Short hair also meant a regular expense. At that time I had a lot of judgments about good/right things to spend money on and bad/wrong things. Haircuts fell in the bad category because I considered it materialistic to care about appearance.
But the day came when I wanted to cut my long hair. With the help and encouragement of friends, and now living in the States where regular trips to the salon were a part of the culture, I was slowly reexamining my beliefs. I was emerging from a period in my life in which I didn’t want to be noticed, and my hair was the next step.
Friends recommended a salon and I scheduled an appointment.
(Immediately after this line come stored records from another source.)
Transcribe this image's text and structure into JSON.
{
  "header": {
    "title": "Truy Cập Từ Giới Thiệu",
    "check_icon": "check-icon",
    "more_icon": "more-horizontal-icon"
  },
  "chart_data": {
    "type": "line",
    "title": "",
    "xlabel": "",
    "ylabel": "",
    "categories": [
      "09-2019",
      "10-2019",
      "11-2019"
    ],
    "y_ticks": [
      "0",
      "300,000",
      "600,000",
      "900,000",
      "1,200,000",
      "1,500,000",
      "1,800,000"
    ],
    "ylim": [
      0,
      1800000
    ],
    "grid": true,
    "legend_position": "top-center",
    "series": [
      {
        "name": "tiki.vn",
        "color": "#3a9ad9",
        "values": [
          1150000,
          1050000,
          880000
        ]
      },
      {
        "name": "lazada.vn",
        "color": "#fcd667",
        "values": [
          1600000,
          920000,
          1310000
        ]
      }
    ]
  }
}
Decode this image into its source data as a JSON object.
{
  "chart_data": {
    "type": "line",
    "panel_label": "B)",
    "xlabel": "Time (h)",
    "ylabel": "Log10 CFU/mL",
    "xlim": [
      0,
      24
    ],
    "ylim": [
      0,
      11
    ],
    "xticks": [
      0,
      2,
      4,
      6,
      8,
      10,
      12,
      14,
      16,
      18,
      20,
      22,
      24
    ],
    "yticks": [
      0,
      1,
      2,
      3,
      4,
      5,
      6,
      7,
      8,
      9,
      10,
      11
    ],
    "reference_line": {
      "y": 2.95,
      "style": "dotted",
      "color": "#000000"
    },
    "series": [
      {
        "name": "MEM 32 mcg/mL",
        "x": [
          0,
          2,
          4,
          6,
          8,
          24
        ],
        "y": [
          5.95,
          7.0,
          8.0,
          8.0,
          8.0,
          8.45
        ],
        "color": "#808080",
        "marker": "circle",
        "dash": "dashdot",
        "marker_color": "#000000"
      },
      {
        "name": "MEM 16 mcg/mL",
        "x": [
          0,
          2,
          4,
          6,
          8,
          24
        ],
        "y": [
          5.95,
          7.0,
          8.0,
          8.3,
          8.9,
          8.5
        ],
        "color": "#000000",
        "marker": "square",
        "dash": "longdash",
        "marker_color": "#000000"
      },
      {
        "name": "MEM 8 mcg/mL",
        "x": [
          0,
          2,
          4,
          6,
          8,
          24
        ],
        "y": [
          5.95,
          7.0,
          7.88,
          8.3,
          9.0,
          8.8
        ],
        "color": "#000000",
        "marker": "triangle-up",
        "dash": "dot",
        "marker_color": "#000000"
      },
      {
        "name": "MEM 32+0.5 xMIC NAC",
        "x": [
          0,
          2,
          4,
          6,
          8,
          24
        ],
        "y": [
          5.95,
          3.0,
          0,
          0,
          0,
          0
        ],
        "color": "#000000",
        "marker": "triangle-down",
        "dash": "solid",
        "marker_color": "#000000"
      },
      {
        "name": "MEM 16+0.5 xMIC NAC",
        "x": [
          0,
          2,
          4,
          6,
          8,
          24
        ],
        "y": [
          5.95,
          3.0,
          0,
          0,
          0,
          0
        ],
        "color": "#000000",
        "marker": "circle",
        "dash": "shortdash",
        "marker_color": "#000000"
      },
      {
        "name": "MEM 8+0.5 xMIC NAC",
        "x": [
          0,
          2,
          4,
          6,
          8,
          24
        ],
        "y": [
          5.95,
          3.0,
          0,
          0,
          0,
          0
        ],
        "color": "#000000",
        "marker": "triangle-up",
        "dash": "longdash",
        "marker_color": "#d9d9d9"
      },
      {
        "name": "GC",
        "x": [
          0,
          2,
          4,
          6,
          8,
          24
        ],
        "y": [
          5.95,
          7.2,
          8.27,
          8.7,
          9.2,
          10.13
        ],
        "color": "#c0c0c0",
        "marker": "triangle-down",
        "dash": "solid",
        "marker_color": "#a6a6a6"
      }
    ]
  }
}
The bald hairdresser listened as I described an asymmetrical cut and said, “You’ll have to get a new wardrobe, if I cut your hair like that.” Taken aback and hurt, I opted for something safe, a haircut I ended up not liking. I waited eagerly for it to grow out.
Some time later I tried again at a different salon. I may have simply said I wanted something shorter, something different. This hairdresser understood my desire for change and he also heard my hesitancy. He suggested we take it slowly. So we did.
Looking back, I see the struggle going on inside me. I wanted a haircut and didn’t believe it was okay to want it. I wish I could remember how I finally decided in favor of the haircut. I’m glad I did.
I feel more myself with short hair. This feeling makes it worth the investment of time and money every six to eight weeks.
Beneath this desire for a haircut was a desire to feel good about myself, to feel beautiful, to come into my own, to be more me. As I feel more myself, I am aware that I make more choices that reinforce these positive feelings. Choices that range from the right size and shape tea mug to the decision to create a business weaving kitchen towels.
My judgments and struggles around purchases haven’t completely disappeared, but with each decision that supports who I am, the less investing in myself feels like a frivolous expense. It’s a necessity if I want to be true to myself.
My invitation to you: What’s one step you can take for you to invest in yourself more fully than you have in the past? I’d love to hear.
Marilyn Webster says
Judy & Sheryl, what great ways to invest in yourself — breaks & creativity. Investing time can be as challenging as investing money, can’t it?
Judy Murdoch says
Just being willing and mindful about taking more breaks during my work day. Also investing the time and effort into simply feeling good about myself and my life. It’s easy to get into a negative funk and it doesn’t serve me. It does however require the willingness to stop long enough to notice what is going on.
Sheryl Allen says
Create time for creativity–it’s too easy to put it last on the list. Even if I doodle while on a phone call, I feel I’m honoring it. Baby steps…
I agree about the short hair Marilyn–it suits you. After getting a perm and hair color for years I decided to go a la natural and discovered my hair had natural curl and wasn’t near as gray as I thought it would be–more like silver highlights. We women are ‘funny’ about our hair!